11 September 2014

Earlier Today

I may not know the answer to the meaning of life but I am fairly certain it has nothing to do with running on the Morgantown rail-trail system on a hot September night whilst enduring gnats and burka-wearing women giving you the evil eye because you're running on HER side of the dirt. It MAY involve the Gravitational Time Dilation Effect coupled with an eternity's worth of baked pasticcio and a significant lack of selfish burka-wearing trail hogs, but scripture is notoriously silent on these details
You gotta love religious diploma mill 'doctors' because apparently studying to show yourself approved isn't necessary for fleecing sheep.

Be wise people.

Today's Conspiracy Theory

You don't...suppose...that when Dr.

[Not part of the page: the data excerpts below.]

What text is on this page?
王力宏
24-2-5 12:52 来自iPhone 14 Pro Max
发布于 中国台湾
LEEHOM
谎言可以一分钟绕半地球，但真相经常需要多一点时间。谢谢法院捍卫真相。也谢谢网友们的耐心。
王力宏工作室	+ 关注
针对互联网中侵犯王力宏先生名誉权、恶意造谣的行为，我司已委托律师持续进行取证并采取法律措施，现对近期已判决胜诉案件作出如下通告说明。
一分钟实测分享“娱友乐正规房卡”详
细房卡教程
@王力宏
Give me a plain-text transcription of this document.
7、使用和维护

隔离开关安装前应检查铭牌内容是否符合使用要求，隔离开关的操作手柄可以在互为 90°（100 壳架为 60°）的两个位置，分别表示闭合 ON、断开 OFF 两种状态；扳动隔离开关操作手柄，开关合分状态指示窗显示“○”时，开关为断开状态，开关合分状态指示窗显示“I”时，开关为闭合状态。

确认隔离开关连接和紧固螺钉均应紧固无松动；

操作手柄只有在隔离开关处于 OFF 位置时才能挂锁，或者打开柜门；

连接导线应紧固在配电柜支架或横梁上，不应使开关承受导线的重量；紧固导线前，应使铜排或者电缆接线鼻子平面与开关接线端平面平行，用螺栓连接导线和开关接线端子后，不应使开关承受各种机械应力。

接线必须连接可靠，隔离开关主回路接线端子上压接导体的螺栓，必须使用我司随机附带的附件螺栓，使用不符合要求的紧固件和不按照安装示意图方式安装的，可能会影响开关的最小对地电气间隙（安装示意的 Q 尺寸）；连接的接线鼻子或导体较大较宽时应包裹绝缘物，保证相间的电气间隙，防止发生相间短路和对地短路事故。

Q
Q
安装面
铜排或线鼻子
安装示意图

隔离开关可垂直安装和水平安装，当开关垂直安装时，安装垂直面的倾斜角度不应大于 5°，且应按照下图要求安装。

Joel Fleischman left Cicely, Alaska to go into the great unknown, he was REALLY doing something totally unrelated to modern medicine and practicing something more along the lines of a...holistic brand of 'medicine' do you???

Some things are not right in the world.

Like when you discover your ‘doctor’ got his ‘doctorate’ by listening to Dr. Suess’ hit twenty-five CD collection (three monthly payments of $39.99) and wrote his six-page dissertation on ‘How to Harness Your Inner Horton to Maximize Hearing Hoos.’

I must admit. He dresses nice…real nice. And that is important because sometimes we need beauty in a fallen world.


If you're being persecuted for the Gospel of Jesus Christ that is a good thing and you will have treasures in heaven. If you're being persecuted for the Gospel of Mammon that is a bad thing...especially if you insist on wearing stripes with plaid.